Giampaolo ha studiato da vicino il Barcellona: "Lo stage che ho fatto lì è stato un’esperienza che mi ha fatto vedere il calcio da un’altra prospettiva. Ciò che mi ha colpito di più è il modello uguale per tutti: i ragazzini di 10 anni fanno gli stessi allenamenti della prima squadra. In Italia invece gli allenatori del settore giovanile propongono ognuno il proprio tipo di calcio. Là tutti i tecnici sono al servizio di un modello e non di se stessi. Appena tornato, andai al Cesena ed ebbi l’idea di proporre quel tipo di calcio. Fu un errore: se non hai qualità di palleggio, è un suicidio. Ma qualcosa mi è rimasto dentro e l’ho ripescato nel tempo. Empoli mi ha permesso di applicare certe idee. Qualità? Non deve essere anarchica. Deve essere al servizio della squadra".

Società? Non deve mai mancare l'appoggio all'allenatore: "Siamo dei precari: perdi tre partite e puoi andare a casa.
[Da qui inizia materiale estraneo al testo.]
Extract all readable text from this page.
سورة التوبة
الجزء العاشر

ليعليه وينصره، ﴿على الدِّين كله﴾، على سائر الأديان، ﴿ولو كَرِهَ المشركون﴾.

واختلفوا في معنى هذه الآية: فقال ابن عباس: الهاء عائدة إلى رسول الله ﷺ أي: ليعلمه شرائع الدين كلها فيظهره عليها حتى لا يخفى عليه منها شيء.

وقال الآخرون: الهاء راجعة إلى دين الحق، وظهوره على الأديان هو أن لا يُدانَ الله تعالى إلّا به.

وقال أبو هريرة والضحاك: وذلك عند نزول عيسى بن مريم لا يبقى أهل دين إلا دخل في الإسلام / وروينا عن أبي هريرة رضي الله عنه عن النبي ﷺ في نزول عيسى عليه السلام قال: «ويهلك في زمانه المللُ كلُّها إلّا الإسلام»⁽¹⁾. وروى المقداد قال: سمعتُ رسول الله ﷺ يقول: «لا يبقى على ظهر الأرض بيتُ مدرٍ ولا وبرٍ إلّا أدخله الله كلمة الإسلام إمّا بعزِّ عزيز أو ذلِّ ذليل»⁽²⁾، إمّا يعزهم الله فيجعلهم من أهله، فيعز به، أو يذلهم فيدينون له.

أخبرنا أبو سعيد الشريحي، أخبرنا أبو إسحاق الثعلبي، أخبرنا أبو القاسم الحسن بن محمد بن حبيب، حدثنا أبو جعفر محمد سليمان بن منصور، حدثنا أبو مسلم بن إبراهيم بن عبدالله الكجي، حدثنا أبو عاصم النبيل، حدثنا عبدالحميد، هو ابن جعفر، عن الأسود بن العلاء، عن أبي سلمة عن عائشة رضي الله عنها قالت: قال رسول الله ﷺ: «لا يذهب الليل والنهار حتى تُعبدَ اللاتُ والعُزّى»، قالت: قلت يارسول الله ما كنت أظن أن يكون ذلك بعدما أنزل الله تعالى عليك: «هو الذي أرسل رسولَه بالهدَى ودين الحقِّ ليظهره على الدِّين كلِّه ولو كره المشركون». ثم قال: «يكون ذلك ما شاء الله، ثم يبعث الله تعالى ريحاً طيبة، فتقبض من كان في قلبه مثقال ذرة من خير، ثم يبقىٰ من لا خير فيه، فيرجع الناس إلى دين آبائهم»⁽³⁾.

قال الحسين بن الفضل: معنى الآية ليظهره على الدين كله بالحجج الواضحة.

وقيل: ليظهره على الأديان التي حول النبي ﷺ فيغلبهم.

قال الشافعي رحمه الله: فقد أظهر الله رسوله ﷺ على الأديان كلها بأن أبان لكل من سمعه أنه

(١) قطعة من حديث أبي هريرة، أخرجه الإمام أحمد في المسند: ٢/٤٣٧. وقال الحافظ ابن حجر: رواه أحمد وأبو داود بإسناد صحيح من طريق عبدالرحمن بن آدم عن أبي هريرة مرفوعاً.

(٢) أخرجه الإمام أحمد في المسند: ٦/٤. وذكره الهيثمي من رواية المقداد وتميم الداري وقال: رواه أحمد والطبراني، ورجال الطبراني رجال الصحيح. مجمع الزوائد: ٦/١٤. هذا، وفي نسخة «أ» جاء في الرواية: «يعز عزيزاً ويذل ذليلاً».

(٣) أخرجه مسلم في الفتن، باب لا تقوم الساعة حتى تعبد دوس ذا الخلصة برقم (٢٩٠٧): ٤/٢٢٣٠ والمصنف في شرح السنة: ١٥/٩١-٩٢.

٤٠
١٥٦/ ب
La credibilità è fondamentale e basta smarrirne un filo per avere problemi, perché i giocatori ti pesano, ti valutano in ogni momento. Il calciatore percepisce se la strada che vuole seguire il tecnico è per lui conveniente. E davanti alla squadra il club ti deve tutelare, sostenere le tue scelte. Non può ammettere che un giocatore vada dal d.s. o dal presidente a lamentarsi e rispondergli magari 'Sì, il mister ha sbagliato'. Così sei morto. E’ questione di leadership, che il giocatore deve riconoscere senza che il tecnico abbia necessità di riaffermarla continuamente. E’ il club che fa la differenza. Io non ho mai chiamato i miei presidenti, sapere che ci sono calciatori che lo fanno è qualcosa che non si può sentire. Per il mio modo di ragionare io non posso arrivare a lui, devo relazionarmi con il direttore".

Gavetta importante? "Se il club ti sceglie non è colpa tua. E’ la società che decide e che deve sapere se quell’allenatore rischia di bruciarsi. Ci sono treni che passano mezza volta, e in certi casi mai. Giusto salirci".